Common Foundations for SHACL, ShEx, and PG-Schema
S. Ahmetaj, I. Boneva, J. Hidders, K. Hose, M. Jakubowski, J. E. Labra-Gayo, W. Martens, F. Mogavero, F. Murlak, C. Okulmus, A. Polleres, O. Savkovic, M. Simkus, D. Tomaszuk
TL;DR
This paper develops a unified framework to compare SHACL, ShEx, and PG-Schema by introducing a Common Graph Data Model that embeds RDF and Property Graphs as a shared substrate. It formalizes non-recursive core components of each language, defines a Common Graph Schema Language (CoGSL) to capture shared functionalities, and discusses translations between the formalisms to enable interoperability. The work covers detailed foundations, per-language treatments on common graphs, and an extensive related-work survey, ultimately enabling cross-translation and unified understanding across graph-schema technologies.
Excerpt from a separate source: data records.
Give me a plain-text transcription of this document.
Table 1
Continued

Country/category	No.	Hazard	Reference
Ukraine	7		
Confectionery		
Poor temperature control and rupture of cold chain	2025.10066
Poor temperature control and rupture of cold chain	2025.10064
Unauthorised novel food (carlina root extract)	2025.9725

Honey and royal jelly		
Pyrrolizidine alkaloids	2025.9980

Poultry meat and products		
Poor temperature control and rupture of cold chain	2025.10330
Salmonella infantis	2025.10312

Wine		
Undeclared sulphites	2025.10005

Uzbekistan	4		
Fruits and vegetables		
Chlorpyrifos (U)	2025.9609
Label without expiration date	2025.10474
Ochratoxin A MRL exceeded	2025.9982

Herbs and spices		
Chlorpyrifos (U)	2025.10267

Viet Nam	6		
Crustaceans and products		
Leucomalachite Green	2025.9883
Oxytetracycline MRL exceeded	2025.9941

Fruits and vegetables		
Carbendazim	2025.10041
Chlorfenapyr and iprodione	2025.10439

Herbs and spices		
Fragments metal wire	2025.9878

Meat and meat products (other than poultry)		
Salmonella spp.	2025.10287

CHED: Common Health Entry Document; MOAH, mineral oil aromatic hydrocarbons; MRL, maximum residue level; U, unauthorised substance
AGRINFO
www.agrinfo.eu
The practical impact is a principled basis for interoperable graph validation and schema design across heterogeneous graph data models, with future directions toward recursion in ShEx and richer PG-Schema capabilities.
Abstract
Graphs have emerged as an important foundation for a variety of applications, including capturing and reasoning over factual knowledge, semantic data integration, social networks, and providing factual knowledge for machine learning algorithms. To formalise certain properties of the data and to ensure data quality, there is a need to describe the schema of such graphs. Because of the breadth of applications and availability of different data models, such as RDF and property graphs, both the Semantic Web and the database community have independently developed graph schema languages: SHACL, ShEx, and PG-Schema. Each language has its unique approach to defining constraints and validating graph data, leaving potential users in the dark about their commonalities and differences. In this paper, we provide formal, concise definitions of the core components of each of these schema languages. We employ a uniform framework to facilitate a comprehensive comparison between the languages and identify a common set of functionalities, shedding light on both overlapping and distinctive features of the three languages.